7. The method of forming a radome of claim 1 wherein said radome is initially fired at about 600° C. to remove organic constituents.

8. The method of forming a radome of claim 1 wherein said radome is initially fired at a pre-selected temperature such that said radome sinters.

9. The method of forming a radome of claim 8 wherein said pre-selected temperature is approximately equal to 1500° C.

10. The method of forming a radome of claim 1 wherein said final shape imparting surface of said conformal firing tool corresponds to a final desired shape of an exterior surface of said radome.

11. The method of forming a radome of claim 1 wherein said final shape imparting surface of said conformal firing tool corresponds to a final desired shape of an interior surface of said radome.

12. The method of forming a radome of claim 1 wherein a weight of said conformal firing tool is controlled such that said conformal firing tool imparts a desired thickness to said radome over a given period of time at a known flow rate of a material constituting said radome.

13. The method of forming a radome of claim 1 wherein said as-cast radome further comprises a gelcast type radome.

14. A method of forming a radome for a missile or the like comprising:

providing an as-cast radome having an interior surface and an exterior surface;

placing said radome in a mold such that an exterior surface of said radome is adjacent a final shape imparting surface of said mold; and

controlling a temperature of said radome such that said radome densifies and flows to a point at which said exterior surface conforms to said final shape imparting surface of said mold.

15. The method of forming a radome of claim 14 further comprising:

placing a mandrel adjacent said radome opposite said mold such that said interior surface of said radome is adjacent a final shape imparting surface of said mandrel; and

continuing said step of controlling a temperature of said radome until said interior surface of said radome conforms to said final shape imparting surface of said mandrel and a thickness of said radome between said exterior surface and said interior surface reaches a desired dimension.

16. The method of claim 14 wherein said radome comprises a material in the SiO₂—Al₂O₃—AlN—Si₃N₄system.

17. The method of forming a radome of claim 16 wherein said step of controlling a temperature of said radome further comprises:

18. The method of forming a radome of claim 14 wherein said radome is initially fired at approximately 600° C. to remove organic constituents.

19. A method of forming a radome for a missile or the like comprising:

providing an as-cast radome having an interior surface and an exterior surface;

placing a mandrel adjacent said interior surface of said radome such that a final shape imparting surface of said mandrel is adjacent said interior surface; and

controlling a temperature of said radome such that said radome densities and flows to a point at which said interior surface conforms to said final shape imparting surface of said mandrel.
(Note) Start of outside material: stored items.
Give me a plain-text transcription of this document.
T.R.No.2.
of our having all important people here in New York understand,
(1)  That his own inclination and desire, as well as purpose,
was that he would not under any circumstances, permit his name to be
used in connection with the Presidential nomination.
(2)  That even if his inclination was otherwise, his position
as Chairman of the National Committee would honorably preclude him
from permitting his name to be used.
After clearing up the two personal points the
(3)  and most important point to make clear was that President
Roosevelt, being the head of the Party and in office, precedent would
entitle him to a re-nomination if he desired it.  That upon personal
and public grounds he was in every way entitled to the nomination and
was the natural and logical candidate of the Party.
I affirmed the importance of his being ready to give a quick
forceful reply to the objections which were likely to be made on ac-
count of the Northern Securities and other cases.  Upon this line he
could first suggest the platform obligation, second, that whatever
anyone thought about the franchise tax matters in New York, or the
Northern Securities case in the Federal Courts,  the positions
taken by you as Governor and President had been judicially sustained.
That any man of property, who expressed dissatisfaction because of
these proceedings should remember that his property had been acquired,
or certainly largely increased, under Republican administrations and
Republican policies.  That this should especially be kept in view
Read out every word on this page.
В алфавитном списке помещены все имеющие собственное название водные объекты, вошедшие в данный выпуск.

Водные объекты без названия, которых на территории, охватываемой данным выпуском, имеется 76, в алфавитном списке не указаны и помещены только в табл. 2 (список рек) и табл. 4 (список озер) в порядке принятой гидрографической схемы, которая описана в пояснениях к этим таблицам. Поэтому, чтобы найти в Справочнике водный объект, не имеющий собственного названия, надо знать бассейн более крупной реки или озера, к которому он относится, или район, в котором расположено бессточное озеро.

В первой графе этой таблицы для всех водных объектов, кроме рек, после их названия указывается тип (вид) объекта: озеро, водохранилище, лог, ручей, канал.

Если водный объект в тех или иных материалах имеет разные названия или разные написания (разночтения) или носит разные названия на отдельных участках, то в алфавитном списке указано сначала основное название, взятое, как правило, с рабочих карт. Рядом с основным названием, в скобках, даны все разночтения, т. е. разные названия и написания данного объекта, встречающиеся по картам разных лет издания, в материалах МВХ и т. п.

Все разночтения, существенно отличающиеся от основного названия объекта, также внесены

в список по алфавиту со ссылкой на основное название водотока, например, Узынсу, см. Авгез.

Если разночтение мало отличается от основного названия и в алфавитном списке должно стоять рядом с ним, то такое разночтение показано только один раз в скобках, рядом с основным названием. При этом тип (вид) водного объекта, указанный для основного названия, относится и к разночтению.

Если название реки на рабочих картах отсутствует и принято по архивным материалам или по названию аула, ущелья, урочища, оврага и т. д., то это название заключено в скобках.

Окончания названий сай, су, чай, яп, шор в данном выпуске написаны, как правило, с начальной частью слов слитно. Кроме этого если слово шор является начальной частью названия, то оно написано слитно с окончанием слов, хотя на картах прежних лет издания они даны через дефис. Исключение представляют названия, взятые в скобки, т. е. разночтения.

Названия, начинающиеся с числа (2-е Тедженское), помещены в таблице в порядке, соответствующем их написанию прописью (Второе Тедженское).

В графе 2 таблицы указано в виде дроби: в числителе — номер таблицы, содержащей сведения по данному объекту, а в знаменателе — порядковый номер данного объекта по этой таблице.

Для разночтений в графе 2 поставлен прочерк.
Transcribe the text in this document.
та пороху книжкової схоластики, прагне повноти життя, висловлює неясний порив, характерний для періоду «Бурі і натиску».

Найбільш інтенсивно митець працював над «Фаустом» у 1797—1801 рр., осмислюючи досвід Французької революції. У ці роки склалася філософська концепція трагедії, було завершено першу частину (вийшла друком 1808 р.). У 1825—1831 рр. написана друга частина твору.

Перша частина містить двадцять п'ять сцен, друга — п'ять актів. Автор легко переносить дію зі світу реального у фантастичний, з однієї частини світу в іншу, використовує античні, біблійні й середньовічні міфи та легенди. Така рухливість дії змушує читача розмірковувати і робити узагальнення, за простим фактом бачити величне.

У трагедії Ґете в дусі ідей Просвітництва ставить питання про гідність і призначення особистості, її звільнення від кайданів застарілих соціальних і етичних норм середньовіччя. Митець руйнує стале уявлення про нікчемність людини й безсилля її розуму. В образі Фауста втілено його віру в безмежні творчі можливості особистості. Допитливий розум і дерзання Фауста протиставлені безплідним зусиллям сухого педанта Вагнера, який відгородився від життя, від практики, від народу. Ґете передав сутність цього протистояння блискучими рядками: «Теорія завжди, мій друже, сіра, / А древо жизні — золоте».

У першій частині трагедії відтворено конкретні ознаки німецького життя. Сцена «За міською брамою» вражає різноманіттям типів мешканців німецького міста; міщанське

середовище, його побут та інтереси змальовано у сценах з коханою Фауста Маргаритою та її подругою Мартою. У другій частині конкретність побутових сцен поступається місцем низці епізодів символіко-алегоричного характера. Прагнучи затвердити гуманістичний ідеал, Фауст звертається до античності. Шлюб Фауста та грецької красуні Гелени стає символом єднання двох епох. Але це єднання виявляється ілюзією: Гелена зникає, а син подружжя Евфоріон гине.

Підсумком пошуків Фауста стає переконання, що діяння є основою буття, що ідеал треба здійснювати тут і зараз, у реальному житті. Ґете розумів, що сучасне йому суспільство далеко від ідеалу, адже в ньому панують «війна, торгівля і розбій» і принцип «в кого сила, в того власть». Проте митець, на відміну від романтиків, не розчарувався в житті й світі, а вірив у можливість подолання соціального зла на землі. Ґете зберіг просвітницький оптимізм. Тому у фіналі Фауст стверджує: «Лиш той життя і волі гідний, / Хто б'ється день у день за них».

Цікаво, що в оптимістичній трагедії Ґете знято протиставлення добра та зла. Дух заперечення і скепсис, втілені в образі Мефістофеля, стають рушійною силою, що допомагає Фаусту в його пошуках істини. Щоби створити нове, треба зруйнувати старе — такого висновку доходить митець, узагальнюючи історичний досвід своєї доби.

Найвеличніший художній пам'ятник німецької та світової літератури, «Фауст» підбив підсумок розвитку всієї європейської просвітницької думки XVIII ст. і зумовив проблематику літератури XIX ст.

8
20. The method of forming a radome of claim 19 further comprising:

placing said radome in a mold such that said exterior surface of said radome is adjacent a final shape imparting surface of said mold; and

continuing said step of controlling a temperature of said radome until said exterior surface of said radome conforms to said final shape imparting surface of said mold and a thickness of said radome between said exterior surface and said interior surface reaches a desired dimension.

21. The method of claim 17 wherein said radome comprises a material in the SiO₂—Al₂O₃—AlN—Si₃N₄system.

22. The method of forming a radome of claim 21 wherein said step of controlling a temperature of said undensified radome further comprises:

23. The method of forming a radome of claim 19 wherein said radome is initially fired at approximately 600° C. to remove organic constituents.